A nod. “I figured something like that was going on.”
Henry laid back on the bed, tossing his phone onto the pillow beside him. Aria could look at the ceiling for a while. “There’s nothing here in Greenfield. I don’t know what to do out here. Start a normal life? I tried that. Twice.”
“It takes plenty of people more than two tries.”
“Tortus Bay is the last place that I felt good. But it wasn’t because it was normal. It was because it felt impossible.”
“I know exactly what you mean. That’s why I could never leave. That’s why I run my tech startup from the actual middle of nowhere. Do you know what it took to bring decent internet out here?”
He was looking up at the ceiling as well. Orange, rapidly shifting light from the TV spilled over the bed. “You stayed, and you changed things.”
“Yeah, I guess.”
“If I come back, it won’t be to chase a regular life. It’ll be to make people see the truth.”
She paused. “That Mathas is back.”
“All of it.
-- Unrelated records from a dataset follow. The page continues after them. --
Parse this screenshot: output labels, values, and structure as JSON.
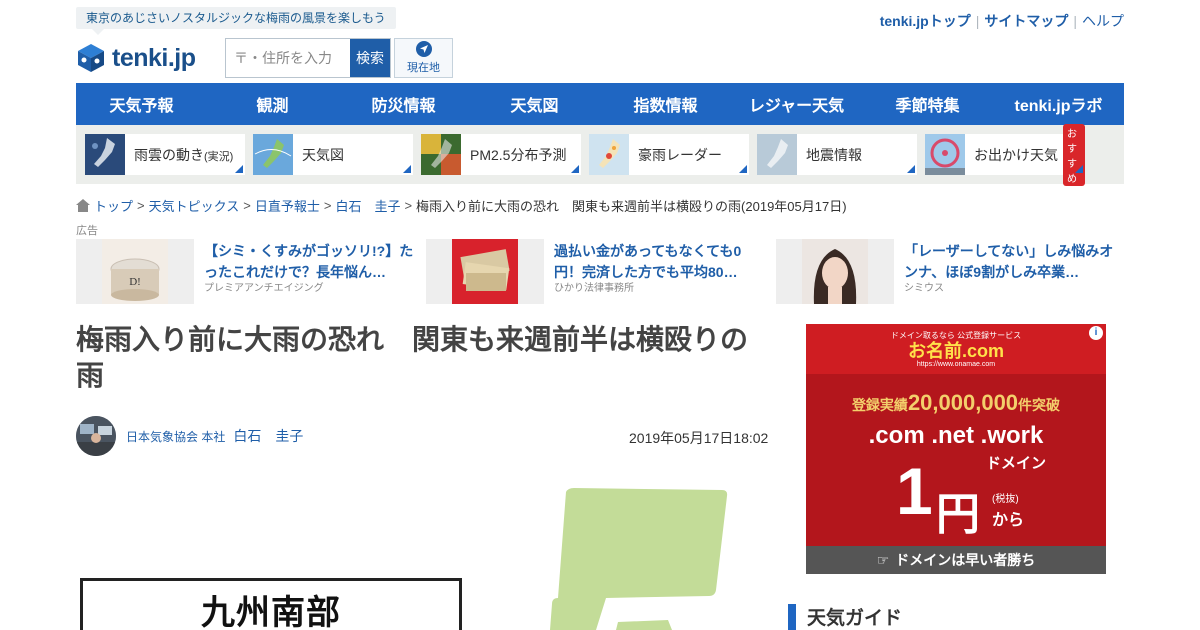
{
  "header": {
    "tagline": "東京のあじさいノスタルジックな梅雨の風景を楽しもう",
    "logo_text": "tenki.jp",
    "search_placeholder": "〒・住所を入力",
    "search_button": "検索",
    "locate_label": "現在地",
    "top_links": [
      "tenki.jpトップ",
      "サイトマップ",
      "ヘルプ"
    ]
  },
  "nav": [
    "天気予報",
    "観測",
    "防災情報",
    "天気図",
    "指数情報",
    "レジャー天気",
    "季節特集",
    "tenki.jpラボ"
  ],
  "quick_links": [
    {
      "label": "雨雲の動き",
      "note": "(実況)"
    },
    {
      "label": "天気図",
      "note": ""
    },
    {
      "label": "PM2.5分布予測",
      "note": ""
    },
    {
      "label": "豪雨レーダー",
      "note": ""
    },
    {
      "label": "地震情報",
      "note": ""
    },
    {
      "label": "お出かけ天気",
      "note": "",
      "badge": "おすすめ"
    }
  ],
  "breadcrumb": {
    "items": [
      "トップ",
      "天気トピックス",
      "日直予報士",
      "白石　圭子"
    ],
    "current": "梅雨入り前に大雨の恐れ　関東も来週前半は横殴りの雨(2019年05月17日)"
  },
  "ads": {
    "label": "広告",
    "items": [
      {
        "title": "【シミ・くすみがゴッソリ!?】たったこれだけで？長年悩ん…",
        "source": "プレミアアンチエイジング"
      },
      {
        "title": "過払い金があってもなくても0円！完済した方でも平均80…",
        "source": "ひかり法律事務所"
      },
      {
        "title": "「レーザーしてない」しみ悩みオンナ、ほぼ9割がしみ卒業…",
        "source": "シミウス"
      }
    ]
  },
  "article": {
    "title": "梅雨入り前に大雨の恐れ　関東も来週前半は横殴りの雨",
    "author_org": "日本気象協会 本社",
    "author_name": "白石　圭子",
    "date": "2019年05月17日18:02",
    "map_region": "九州南部"
  },
  "side_ad": {
    "small": "ドメイン取るなら 公式登録サービス",
    "brand": "お名前.com",
    "url": "https://www.onamae.com",
    "rank_prefix": "登録実績",
    "rank_number": "20,000,000",
    "rank_suffix": "件突破",
    "tlds": ".com .net .work",
    "domain_word": "ドメイン",
    "price_num": "1",
    "price_unit": "円",
    "tax": "(税抜)",
    "kara": "から",
    "slogan": "ドメインは早い者勝ち"
  },
  "sidebar": {
    "guide_title": "天気ガイド"
  },
  "colors": {
    "brand_blue": "#1f66c2",
    "link_blue": "#1f5ea8",
    "ad_red": "#b3161c"
  }
}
Everything I know that everyone else refuses to see. Everything that makes the village so unique, but which nobody cares to recognize.” He picked up the phone. Aria was smiling broadly.
“I can help you with that.”
“You can?”
“Pay a visit to my office. The secretary is expecting you anyway. It’s not exactly what I had in mind for your employment, but I’d be glad to see somebody try to do it. Tortus Bay could use a little bit of education.”
***
It’s Kara again. Wasn’t planning on calling you back so soon, but I wanted to let you know that the exhibit went really well. Everybody loved it. I was rude to Niles. He seemed to get the picture. Surprised he even showed up, honestly. Maybe he was trying to run into you?
How am I always getting mixed up in the lives of the most dramatic boys? And stupid. Listen, I know we haven’t known one another for that long and I don’t know that much about you, but you’ve told me a thing or two. Maybe more than you realize you have. You might not want to hear it, but those people who haven’t contacted you since you left aren’t worth the time.
Your future isn’t in the past. It’s here. So come home, alright? Get back to it.